To Wigmore’s list may be added the Federal Judicial Council and the many state judicial councils; the New Jersey court system; the Missouri plan for the selection of judges; longer judicial tenure; and higher standards for admission to the Bar. The Society has both shown the way to improved justice and stimulated the foundation of other agencies dedicated to some special field of the same purpose.

The two prime disgraces of the Episcopal Church are its neglect of scholars and of clergy placement. The Church Historical Society and the Historical Magazine, in calling the attention of its members and readers to the first of these, believe that a necessary first step is to describe conditions, and a second to formulate a program for remedies. It is in connection with each of these steps that this brief account of a reform movement in another profession has been given.

WHAT SHOULD BE DONE?

LET it be noted that the productive scholars of this Church are as unselfish a group of men as any it possesses. They labor at study, research and writing without any expectation of financial reward, and even without any assurance that the fruits of their labor will be published.
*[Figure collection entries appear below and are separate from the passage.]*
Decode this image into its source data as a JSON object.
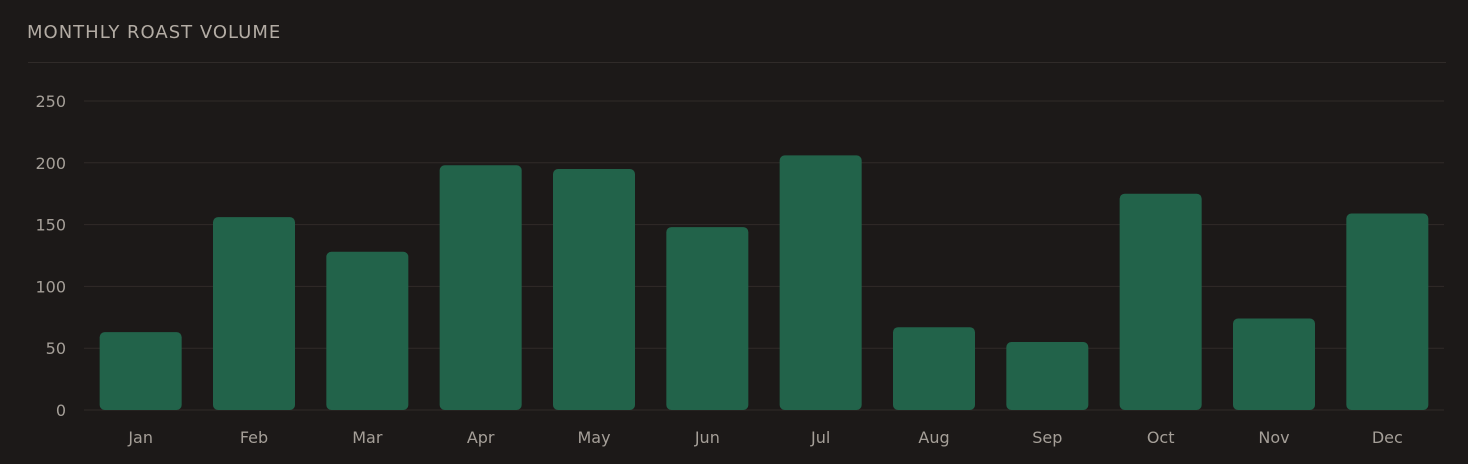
{
  "panel": {
    "title": "MONTHLY ROAST VOLUME"
  },
  "colors": {
    "background": "#1c1918",
    "bar": "#22634a",
    "grid": "#302b29",
    "text": "#a59f98"
  },
  "chart_data": {
    "type": "bar",
    "title": "MONTHLY ROAST VOLUME",
    "xlabel": "",
    "ylabel": "",
    "categories": [
      "Jan",
      "Feb",
      "Mar",
      "Apr",
      "May",
      "Jun",
      "Jul",
      "Aug",
      "Sep",
      "Oct",
      "Nov",
      "Dec"
    ],
    "values": [
      63,
      156,
      128,
      198,
      195,
      148,
      206,
      67,
      55,
      175,
      74,
      159
    ],
    "ylim": [
      0,
      250
    ],
    "yticks": [
      0,
      50,
      100,
      150,
      200,
      250
    ],
    "grid": true,
    "legend": "none"
  }
}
Our first proposal is that, to aid the cause of research in Church history, the publication fund of the Church Historical Society should be enlarged.
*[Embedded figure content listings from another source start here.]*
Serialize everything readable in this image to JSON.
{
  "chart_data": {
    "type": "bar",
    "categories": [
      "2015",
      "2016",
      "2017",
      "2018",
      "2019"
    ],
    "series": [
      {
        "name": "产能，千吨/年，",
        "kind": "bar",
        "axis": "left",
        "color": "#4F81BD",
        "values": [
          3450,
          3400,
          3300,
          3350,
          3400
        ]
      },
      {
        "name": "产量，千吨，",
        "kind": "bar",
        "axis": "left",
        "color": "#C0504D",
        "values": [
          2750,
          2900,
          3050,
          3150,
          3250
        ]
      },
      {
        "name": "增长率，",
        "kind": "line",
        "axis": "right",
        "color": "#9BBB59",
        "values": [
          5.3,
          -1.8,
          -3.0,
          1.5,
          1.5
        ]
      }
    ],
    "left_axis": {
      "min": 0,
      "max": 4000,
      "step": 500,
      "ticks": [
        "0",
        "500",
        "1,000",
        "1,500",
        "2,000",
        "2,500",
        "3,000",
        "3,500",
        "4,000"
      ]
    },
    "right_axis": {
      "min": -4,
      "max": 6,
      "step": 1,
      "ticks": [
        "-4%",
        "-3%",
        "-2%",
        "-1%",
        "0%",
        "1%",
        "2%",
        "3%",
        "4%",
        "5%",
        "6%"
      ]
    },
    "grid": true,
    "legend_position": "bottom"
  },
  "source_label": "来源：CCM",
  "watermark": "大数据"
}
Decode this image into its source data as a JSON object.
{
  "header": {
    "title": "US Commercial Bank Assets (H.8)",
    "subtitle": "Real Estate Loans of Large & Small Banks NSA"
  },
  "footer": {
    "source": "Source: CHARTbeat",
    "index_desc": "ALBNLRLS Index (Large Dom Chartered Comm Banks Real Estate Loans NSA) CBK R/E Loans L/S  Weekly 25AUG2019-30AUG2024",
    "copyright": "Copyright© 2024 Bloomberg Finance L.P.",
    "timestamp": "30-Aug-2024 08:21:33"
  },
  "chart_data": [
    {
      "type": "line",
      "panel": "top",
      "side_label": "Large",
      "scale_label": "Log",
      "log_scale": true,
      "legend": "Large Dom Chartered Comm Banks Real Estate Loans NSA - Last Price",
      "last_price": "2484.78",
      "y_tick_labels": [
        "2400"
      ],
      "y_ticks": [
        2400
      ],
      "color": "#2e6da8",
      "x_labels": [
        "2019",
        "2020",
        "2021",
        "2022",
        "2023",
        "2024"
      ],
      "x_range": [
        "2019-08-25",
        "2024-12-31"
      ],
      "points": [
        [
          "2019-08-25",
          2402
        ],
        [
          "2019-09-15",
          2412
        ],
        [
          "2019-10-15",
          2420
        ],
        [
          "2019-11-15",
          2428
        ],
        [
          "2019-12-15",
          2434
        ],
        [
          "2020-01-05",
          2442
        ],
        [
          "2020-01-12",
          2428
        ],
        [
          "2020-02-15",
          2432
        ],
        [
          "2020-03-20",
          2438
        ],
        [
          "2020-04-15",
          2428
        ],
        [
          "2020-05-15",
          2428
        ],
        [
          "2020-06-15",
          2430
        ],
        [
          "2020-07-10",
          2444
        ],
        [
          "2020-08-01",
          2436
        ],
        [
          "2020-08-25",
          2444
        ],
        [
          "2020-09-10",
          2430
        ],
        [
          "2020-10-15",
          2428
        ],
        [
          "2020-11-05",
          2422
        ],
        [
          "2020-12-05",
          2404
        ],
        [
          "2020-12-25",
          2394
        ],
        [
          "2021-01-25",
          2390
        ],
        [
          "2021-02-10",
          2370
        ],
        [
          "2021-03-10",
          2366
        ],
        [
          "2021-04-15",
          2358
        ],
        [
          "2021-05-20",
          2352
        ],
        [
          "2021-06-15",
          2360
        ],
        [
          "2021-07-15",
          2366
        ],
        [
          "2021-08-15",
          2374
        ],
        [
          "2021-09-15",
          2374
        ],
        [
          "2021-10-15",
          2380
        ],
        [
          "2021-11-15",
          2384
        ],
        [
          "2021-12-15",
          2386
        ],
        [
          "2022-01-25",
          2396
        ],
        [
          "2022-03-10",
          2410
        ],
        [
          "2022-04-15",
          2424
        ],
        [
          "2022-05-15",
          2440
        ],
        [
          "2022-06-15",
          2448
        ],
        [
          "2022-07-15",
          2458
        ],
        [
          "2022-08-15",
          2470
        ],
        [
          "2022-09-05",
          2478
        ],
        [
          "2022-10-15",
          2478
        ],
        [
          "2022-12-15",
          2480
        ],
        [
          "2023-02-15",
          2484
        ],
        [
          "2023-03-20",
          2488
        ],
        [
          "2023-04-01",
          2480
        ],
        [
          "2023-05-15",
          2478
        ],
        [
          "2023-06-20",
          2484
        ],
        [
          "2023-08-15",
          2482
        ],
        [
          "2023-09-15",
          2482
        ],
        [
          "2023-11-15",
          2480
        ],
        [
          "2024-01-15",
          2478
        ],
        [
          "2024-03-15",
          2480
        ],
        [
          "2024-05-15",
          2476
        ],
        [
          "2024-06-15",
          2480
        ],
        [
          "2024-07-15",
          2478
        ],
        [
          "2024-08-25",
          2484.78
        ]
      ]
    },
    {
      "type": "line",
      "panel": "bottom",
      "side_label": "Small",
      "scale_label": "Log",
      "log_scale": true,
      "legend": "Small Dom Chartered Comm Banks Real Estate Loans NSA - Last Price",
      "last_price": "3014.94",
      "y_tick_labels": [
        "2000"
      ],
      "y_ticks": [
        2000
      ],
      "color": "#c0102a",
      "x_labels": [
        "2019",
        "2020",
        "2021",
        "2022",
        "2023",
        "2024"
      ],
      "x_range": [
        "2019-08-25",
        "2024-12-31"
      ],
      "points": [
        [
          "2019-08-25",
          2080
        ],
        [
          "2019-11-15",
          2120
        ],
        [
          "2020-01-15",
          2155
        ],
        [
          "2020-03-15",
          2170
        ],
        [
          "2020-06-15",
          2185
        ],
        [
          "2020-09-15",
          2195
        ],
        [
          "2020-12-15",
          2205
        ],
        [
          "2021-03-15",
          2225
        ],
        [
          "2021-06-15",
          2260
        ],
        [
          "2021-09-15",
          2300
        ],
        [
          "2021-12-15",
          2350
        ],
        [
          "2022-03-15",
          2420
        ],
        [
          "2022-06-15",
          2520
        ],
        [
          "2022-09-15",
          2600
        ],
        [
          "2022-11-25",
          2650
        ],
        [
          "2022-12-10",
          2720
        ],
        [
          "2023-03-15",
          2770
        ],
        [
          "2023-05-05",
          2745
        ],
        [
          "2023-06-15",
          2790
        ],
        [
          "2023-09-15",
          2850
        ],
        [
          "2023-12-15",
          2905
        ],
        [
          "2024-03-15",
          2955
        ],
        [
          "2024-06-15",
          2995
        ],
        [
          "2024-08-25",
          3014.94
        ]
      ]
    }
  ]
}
As it is, the Society has to finance its publications on a shoestring. The increased cost of printing makes such an increase in its financial resources imperative. For example, the cost of printing a normal clothbound volume today is from $2500 to $3000—no other expenses such as advertising and promotion included. Pre-war costs of the same volume would have been from $1500 to $2000.

Our second proposal is that our theological seminaries should be strengthened. The theological seminary is an institution indispensable to the welfare and growth of the Church. Every one of them is undermanned as to faculty. Every member of every faculty, who has any gift for productive scholarship, is so overloaded with routine work that he has insufficient leisure to develop his God-given gift for research.

For example, in more than one seminary the professor of Church history not only teaches the whole field of that subject, which is too much in itself for any one person, but he is often saddled with liturgies and canon law, or some other such subject.

The Church’s laymen have for decades given lavishly to non-Church colleges and universities, and have left the Church’s theological seminaries to starve. How shortsighted! How can they expect their own parishes to be served by well trained clergy?

Fellowships, similar to the Guggenheim Fellowships, should be founded in connection with our theological seminaries, that persons gifted in research pertaining to the Kingdom of God may spend a year or two in intensive study without having to worry about where the next meal is coming from.

From 1607, even unto this day, the American Episcopal Church has been greatly dependent upon the scholarship of the Church of England. But one thing is certain: if we do not develop our own historians, the story of the American Church will not be written. To expect English scholars to devote themselves to American Church history is to expect the impossible; and to expect the impossible is to presume upon God’s goodness.

Let us therefore make it possible to raise up our own scholars and to erect our own scholarship—to the glory of God, to the upbuilding of His Church, and to the extension of His Kingdom.